Ah, sim. Claro que é previsível.
Mas a um ponto de poder ser incontrolável?
Não, se nós formos rápidos a fazer as monitorizações e as testagens, não. Temos de perceber qual é a abordagem que queremos seguir para esta doença, se é a erradicação das cadeias de transmissão ou se é a gestão das cadeias de transmissão. Dentro do espaço Schengen parece-me difícil seguir uma estratégia de erradicação das cadeias de transmissão, como países asiáticos e sobretudo ilhas podem fazer.
Embora não haja a obrigatoriedade de cidadãos de outros países europeus, do espaço Schengen, terem de fazer testes ou ficarem de quarentena se vierem para Portugal, recomendaria mesmo assim alguma precaução aos emigrantes mesmo não havendo essa obrigação, como fazer um teste à saída ou à chegada?
Cada caso é um caso, não posso dar uma resposta global para todas as situações. A mensagem que gostaria de passar é que cada pessoa individualmente devia fazer a reflexão, em primeiro lugar, se no seu dia a dia, no país onde trabalha e onde está a viver, é uma pessoa de risco ou não, tem contactos de risco ou não, tem cuidados ou não tem cuidados.
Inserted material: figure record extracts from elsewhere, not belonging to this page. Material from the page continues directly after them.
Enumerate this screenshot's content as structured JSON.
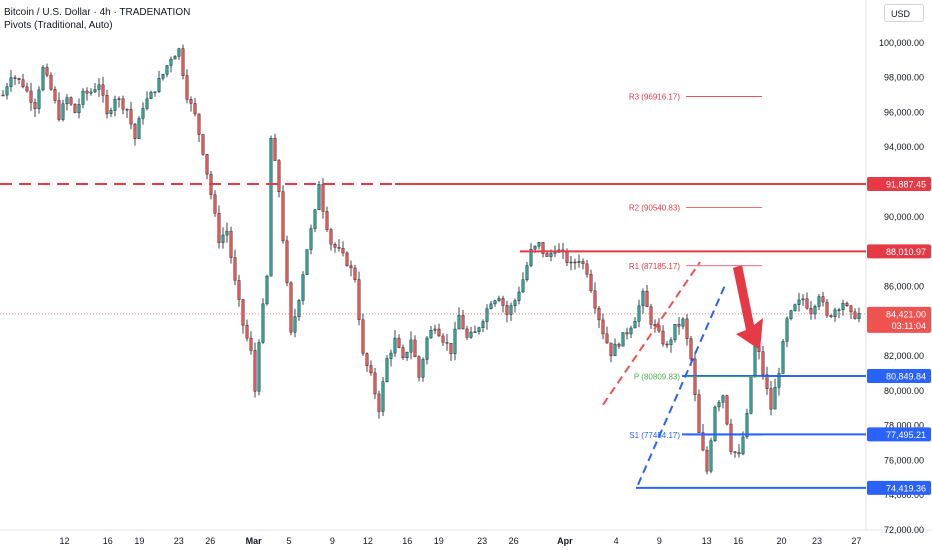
{
  "header": {
    "title": "Bitcoin / U.S. Dollar · 4h · TRADENATION",
    "indicator": "Pivots (Traditional, Auto)"
  },
  "currency_button": "USD",
  "colors": {
    "up": "#26a69a",
    "down": "#ef5350",
    "wick": "#131722",
    "resistance": "#e53945",
    "support": "#2962ff",
    "pivot_text_red": "#e53945",
    "pivot_text_green": "#4caf50",
    "pivot_text_blue": "#2962ff",
    "axis_text": "#131722"
  },
  "chart_data": {
    "type": "candlestick",
    "y_axis": {
      "ylim": [
        72000,
        102000
      ],
      "ticks": [
        "72,000.00",
        "74,000.00",
        "76,000.00",
        "78,000.00",
        "80,000.00",
        "82,000.00",
        "84,000.00",
        "86,000.00",
        "88,000.00",
        "90,000.00",
        "92,000.00",
        "94,000.00",
        "96,000.00",
        "98,000.00",
        "100,000.00"
      ]
    },
    "x_axis": {
      "tick_labels": [
        "12",
        "16",
        "19",
        "23",
        "26",
        "Mar",
        "5",
        "9",
        "12",
        "16",
        "19",
        "23",
        "26",
        "Apr",
        "4",
        "9",
        "13",
        "16",
        "20",
        "23",
        "27"
      ]
    },
    "price_path": [
      [
        0,
        97000
      ],
      [
        2,
        98200
      ],
      [
        5,
        97600
      ],
      [
        8,
        96400
      ],
      [
        10,
        98500
      ],
      [
        12,
        97300
      ],
      [
        14,
        95800
      ],
      [
        16,
        96800
      ],
      [
        18,
        96000
      ],
      [
        20,
        97000
      ],
      [
        22,
        97200
      ],
      [
        24,
        97700
      ],
      [
        26,
        95800
      ],
      [
        28,
        96900
      ],
      [
        31,
        96200
      ],
      [
        33,
        94500
      ],
      [
        35,
        96400
      ],
      [
        37,
        97000
      ],
      [
        40,
        98200
      ],
      [
        42,
        99200
      ],
      [
        44,
        99600
      ],
      [
        46,
        97000
      ],
      [
        48,
        95800
      ],
      [
        50,
        93800
      ],
      [
        52,
        91300
      ],
      [
        54,
        88700
      ],
      [
        56,
        89200
      ],
      [
        58,
        86200
      ],
      [
        60,
        83800
      ],
      [
        62,
        82200
      ],
      [
        63,
        80000
      ],
      [
        64,
        83000
      ],
      [
        66,
        86500
      ],
      [
        67,
        94500
      ],
      [
        69,
        91500
      ],
      [
        71,
        86000
      ],
      [
        72,
        83200
      ],
      [
        74,
        85400
      ],
      [
        76,
        88200
      ],
      [
        78,
        90200
      ],
      [
        79,
        92000
      ],
      [
        80,
        90500
      ],
      [
        82,
        88500
      ],
      [
        84,
        88000
      ],
      [
        86,
        87400
      ],
      [
        88,
        86500
      ],
      [
        90,
        82000
      ],
      [
        92,
        80800
      ],
      [
        94,
        79000
      ],
      [
        96,
        81800
      ],
      [
        98,
        82900
      ],
      [
        100,
        81700
      ],
      [
        102,
        83000
      ],
      [
        104,
        80800
      ],
      [
        106,
        83000
      ],
      [
        108,
        83800
      ],
      [
        110,
        83000
      ],
      [
        112,
        82300
      ],
      [
        114,
        84300
      ],
      [
        116,
        83000
      ],
      [
        118,
        83300
      ],
      [
        120,
        84200
      ],
      [
        122,
        85200
      ],
      [
        124,
        85500
      ],
      [
        126,
        84400
      ],
      [
        128,
        85200
      ],
      [
        130,
        86400
      ],
      [
        132,
        88000
      ],
      [
        134,
        88400
      ],
      [
        136,
        87600
      ],
      [
        138,
        88200
      ],
      [
        140,
        87800
      ],
      [
        142,
        87200
      ],
      [
        144,
        87600
      ],
      [
        146,
        86900
      ],
      [
        148,
        85000
      ],
      [
        150,
        83400
      ],
      [
        152,
        82200
      ],
      [
        154,
        82800
      ],
      [
        156,
        83400
      ],
      [
        158,
        84200
      ],
      [
        160,
        85500
      ],
      [
        162,
        84000
      ],
      [
        164,
        83200
      ],
      [
        166,
        82500
      ],
      [
        168,
        83600
      ],
      [
        170,
        84000
      ],
      [
        172,
        81800
      ],
      [
        174,
        77500
      ],
      [
        176,
        75400
      ],
      [
        178,
        79200
      ],
      [
        180,
        79800
      ],
      [
        182,
        76700
      ],
      [
        184,
        76200
      ],
      [
        186,
        78500
      ],
      [
        188,
        83200
      ],
      [
        190,
        81000
      ],
      [
        192,
        79000
      ],
      [
        194,
        81200
      ],
      [
        196,
        84000
      ],
      [
        198,
        84800
      ],
      [
        200,
        85300
      ],
      [
        202,
        84600
      ],
      [
        204,
        85600
      ],
      [
        206,
        84200
      ],
      [
        208,
        84700
      ],
      [
        210,
        85100
      ],
      [
        212,
        84300
      ],
      [
        214,
        84421
      ]
    ],
    "last_price": 84421.0,
    "last_price_label": "84,421.00",
    "countdown": "03:11:04",
    "levels": [
      {
        "name": "resistance-upper",
        "value": 91887.45,
        "label": "91,887.45",
        "style": "dashed-then-solid",
        "color": "#e53945"
      },
      {
        "name": "resistance-lower",
        "value": 88010.97,
        "label": "88,010.97",
        "style": "solid",
        "color": "#e53945"
      },
      {
        "name": "support-upper",
        "value": 80849.84,
        "label": "80,849.84",
        "style": "solid",
        "color": "#2962ff"
      },
      {
        "name": "support-mid",
        "value": 77495.21,
        "label": "77,495.21",
        "style": "solid",
        "color": "#2962ff"
      },
      {
        "name": "support-lower",
        "value": 74419.36,
        "label": "74,419.36",
        "style": "solid",
        "color": "#2962ff"
      }
    ],
    "pivots": [
      {
        "label": "R3 (96916.17)",
        "value": 96916.17,
        "color": "#e53945"
      },
      {
        "label": "R2 (90540.83)",
        "value": 90540.83,
        "color": "#e53945"
      },
      {
        "label": "R1 (87185.17)",
        "value": 87185.17,
        "color": "#e53945"
      },
      {
        "label": "P (80809.83)",
        "value": 80809.83,
        "color": "#4caf50"
      },
      {
        "label": "S1 (77454.17)",
        "value": 77454.17,
        "color": "#2962ff"
      }
    ]
  }
}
E deveria, antes de vir para Portugal, tanto quanto possível, nos últimos 14 dias adotar o máximo de medidas de proteção no seu quotidiano, reduzir os seus contactos sociais, as saídas, além de usar máscara, desinfetar as mãos... E manter toda a sua rotina dentro do agregado familiar, se possível. Isto seria ideal para se ter a certeza que quando sai do país, pelo menos, minimizou os riscos de estar infecciosa.
Não desaconselho ninguém a vir, mas compete a cada um perceber se o facto de vir está a colocar risco acrescido a contrair a doença ou não, e isso não é desejável porque muitas vezes as pessoas vêm para estar com familiares mais velhos.
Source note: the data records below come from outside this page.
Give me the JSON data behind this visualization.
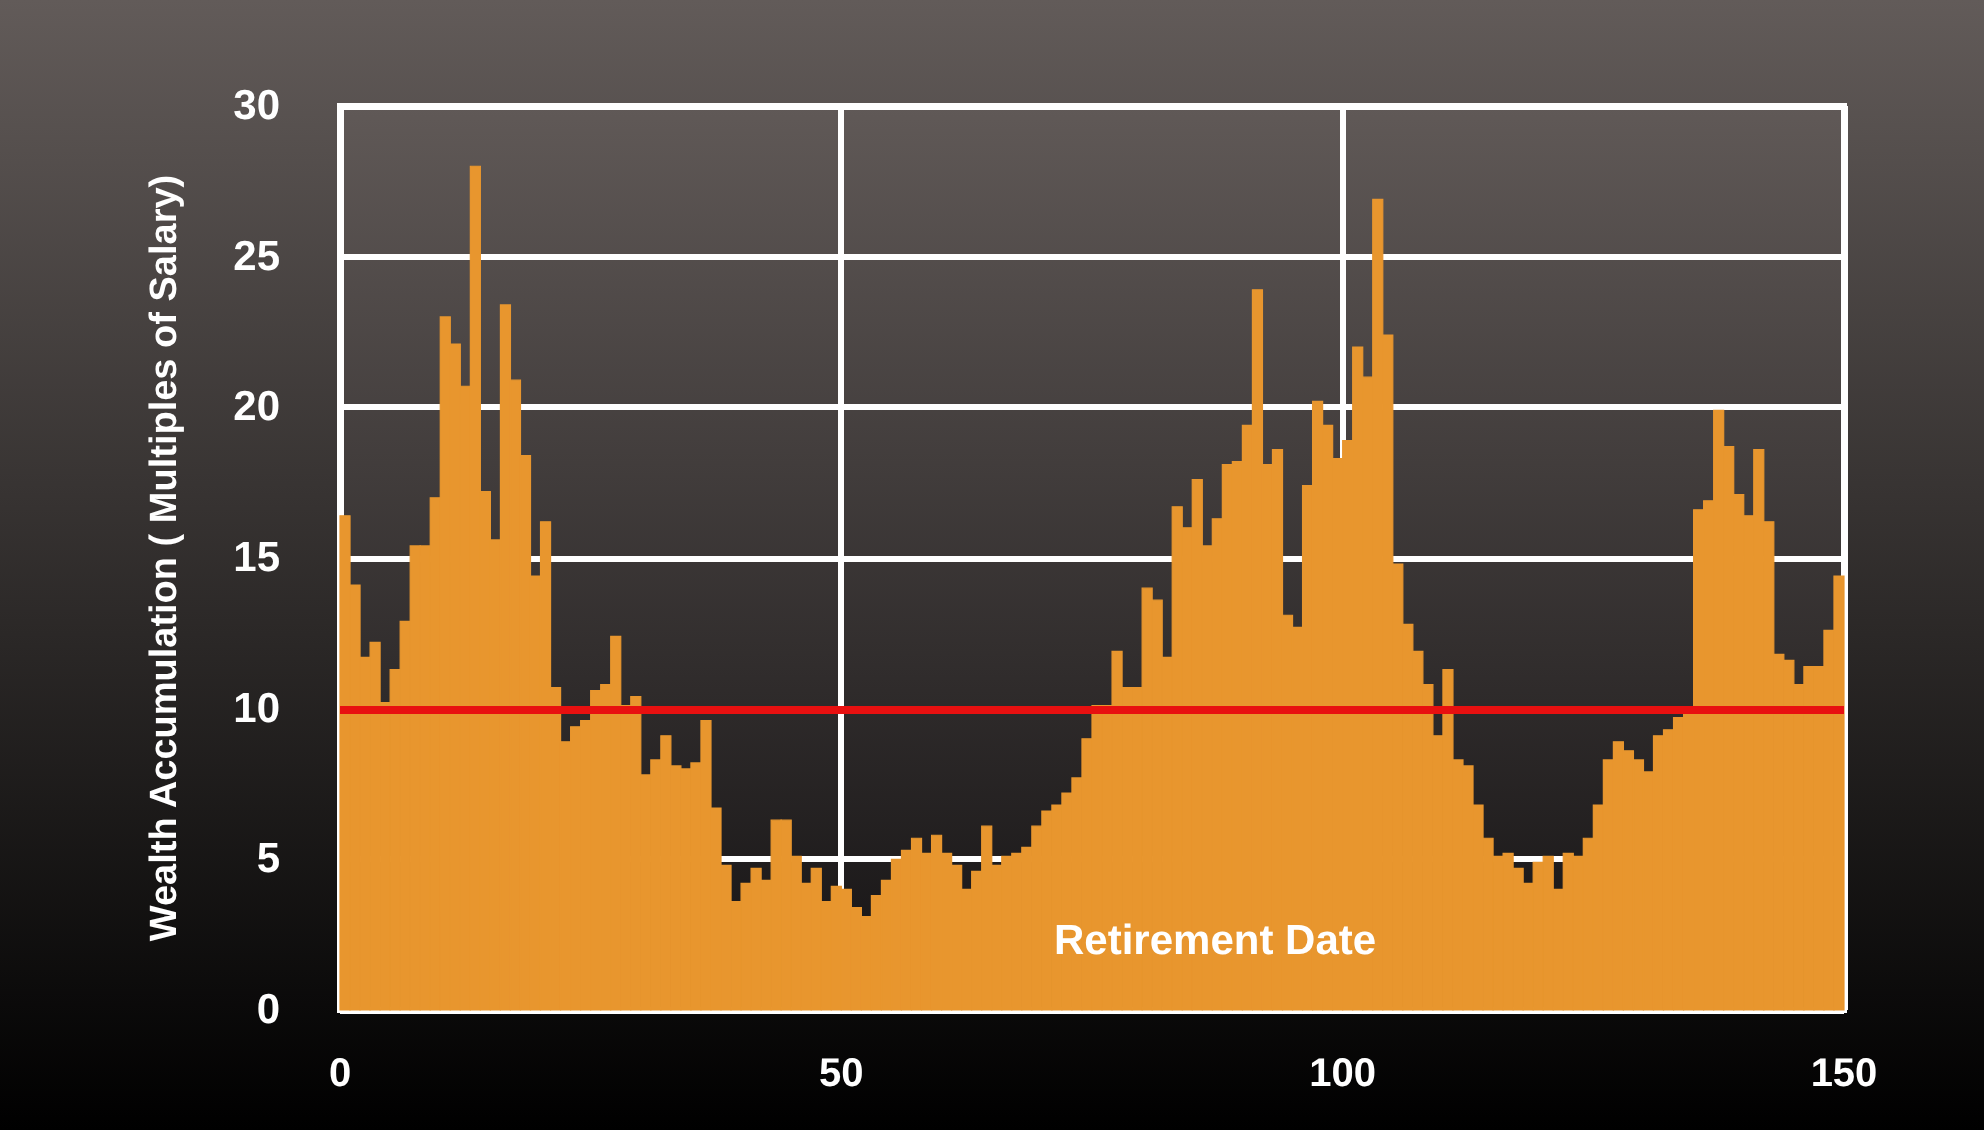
{
  "chart_data": {
    "type": "histogram",
    "ylabel": "Wealth Accumulation ( Multiples of Salary)",
    "annotations": [
      "Retirement Date"
    ],
    "bins": [
      0,
      1,
      2,
      3,
      4,
      5,
      6,
      7,
      8,
      9,
      10,
      11,
      12,
      13,
      14,
      15,
      16,
      17,
      18,
      19,
      20,
      21,
      22,
      23,
      24,
      25,
      26,
      27,
      28,
      29,
      30,
      31,
      32,
      33,
      34,
      35,
      36,
      37,
      38,
      39,
      40,
      41,
      42,
      43,
      44,
      45,
      46,
      47,
      48,
      49,
      50,
      51,
      52,
      53,
      54,
      55,
      56,
      57,
      58,
      59,
      60,
      61,
      62,
      63,
      64,
      65,
      66,
      67,
      68,
      69,
      70,
      71,
      72,
      73,
      74,
      75,
      76,
      77,
      78,
      79,
      80,
      81,
      82,
      83,
      84,
      85,
      86,
      87,
      88,
      89,
      90,
      91,
      92,
      93,
      94,
      95,
      96,
      97,
      98,
      99,
      100,
      101,
      102,
      103,
      104,
      105,
      106,
      107,
      108,
      109,
      110,
      111,
      112,
      113,
      114,
      115,
      116,
      117,
      118,
      119,
      120,
      121,
      122,
      123,
      124,
      125,
      126,
      127,
      128,
      129,
      130,
      131,
      132,
      133,
      134,
      135,
      136,
      137,
      138,
      139,
      140,
      141,
      142,
      143,
      144,
      145,
      146,
      147,
      148,
      149,
      150
    ],
    "values": [
      16.4,
      14.1,
      11.7,
      12.2,
      10.2,
      11.3,
      12.9,
      15.4,
      15.4,
      17.0,
      23.0,
      22.1,
      20.7,
      28.0,
      17.2,
      15.6,
      23.4,
      20.9,
      18.4,
      14.4,
      16.2,
      10.7,
      8.9,
      9.4,
      9.6,
      10.6,
      10.8,
      12.4,
      10.1,
      10.4,
      7.8,
      8.3,
      9.1,
      8.1,
      8.0,
      8.2,
      9.6,
      6.7,
      4.8,
      3.6,
      4.2,
      4.7,
      4.3,
      6.3,
      6.3,
      5.1,
      4.2,
      4.7,
      3.6,
      4.1,
      4.0,
      3.4,
      3.1,
      3.8,
      4.3,
      5.0,
      5.3,
      5.7,
      5.2,
      5.8,
      5.2,
      4.8,
      4.0,
      4.6,
      6.1,
      4.8,
      5.1,
      5.2,
      5.4,
      6.1,
      6.6,
      6.8,
      7.2,
      7.7,
      9.0,
      10.1,
      10.1,
      11.9,
      10.7,
      10.7,
      14.0,
      13.6,
      11.7,
      16.7,
      16.0,
      17.6,
      15.4,
      16.3,
      18.1,
      18.2,
      19.4,
      23.9,
      18.1,
      18.6,
      13.1,
      12.7,
      17.4,
      20.2,
      19.4,
      18.3,
      18.9,
      22.0,
      21.0,
      26.9,
      22.4,
      14.8,
      12.8,
      11.9,
      10.8,
      9.1,
      11.3,
      8.3,
      8.1,
      6.8,
      5.7,
      5.1,
      5.2,
      4.7,
      4.2,
      4.9,
      5.1,
      4.0,
      5.2,
      5.1,
      5.7,
      6.8,
      8.3,
      8.9,
      8.6,
      8.3,
      7.9,
      9.1,
      9.3,
      9.7,
      10.0,
      16.6,
      16.9,
      19.9,
      18.7,
      17.1,
      16.4,
      18.6,
      16.2,
      11.8,
      11.6,
      10.8,
      11.4,
      11.4,
      12.6,
      14.4
    ],
    "color": "#e8962e",
    "xlim": [
      0,
      150
    ],
    "xticks": [
      0,
      50,
      100,
      150
    ],
    "ylim": [
      0,
      30
    ],
    "yticks": [
      0,
      5,
      10,
      15,
      20,
      25,
      30
    ],
    "grid": true,
    "ref_lines": [
      {
        "axis": "y",
        "value": 10,
        "color": "#e81010"
      }
    ]
  }
}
Depois, se puder, deve viajar na sua viatura própria. Quando chega deve também perceber, junto dos seus familiares, o que está a acontecer na zona onde vai passar as férias. E as pessoas que recebem, familiares e amigos que vão ter contacto com os emigrantes, também devem seguir uma lógica semelhante de reduzir fatores de risco e contactos sociais, de higienizar, para se garantir que as pessoas que vêm e as que as recebem de, alguma forma, estão o máximo possível preparadas para se contactar fisicamente. Não desaconselho ninguém a vir, mas compete a cada um perceber se o facto de vir está a colocar risco acrescido a contrair a doença ou não, e isso não é desejável porque muitas vezes as pessoas vêm para estar com familiares mais velhos.
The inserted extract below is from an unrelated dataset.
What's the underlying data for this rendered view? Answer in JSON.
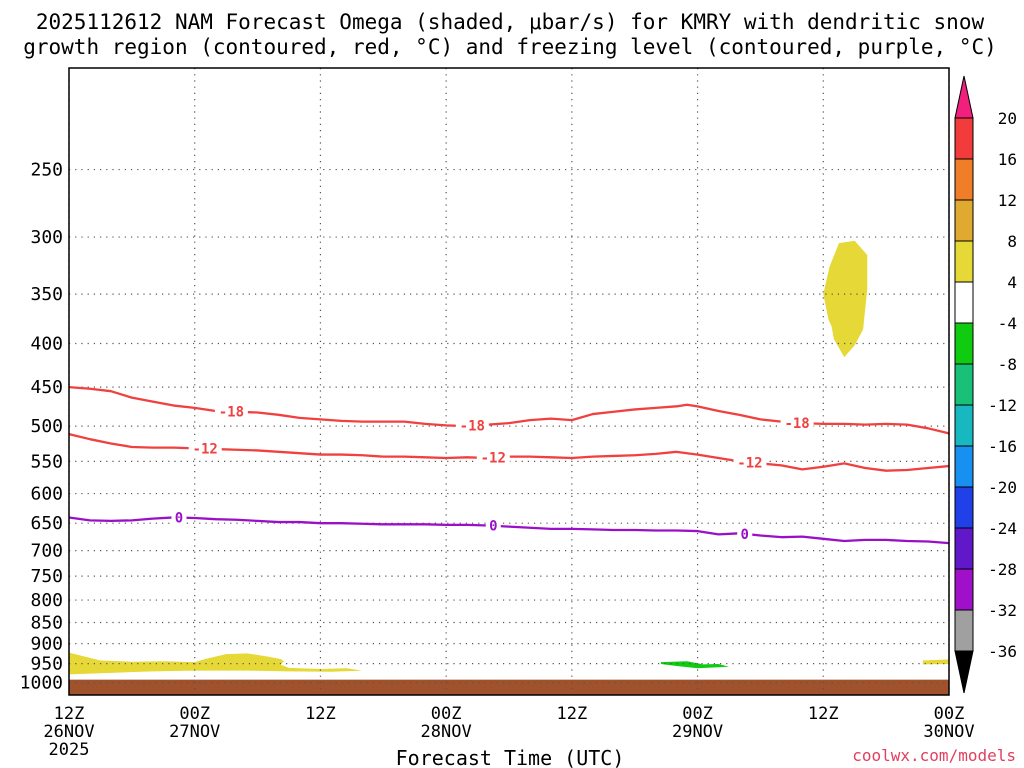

É possível termos alguma normalidade sem esquecer de tudo aquilo que não podemos ignorar para que essa normalidade exista. Há cuidados a ter, mas acredito que se tivermos esses cuidados seja possível. Sobretudo se houver algum sintoma é importante que as pessoas não o desvalorizem mesmo. E se houver, o grupo mais próximo de contacto físico deve estar completamente em isolamento. Não devem facilitar.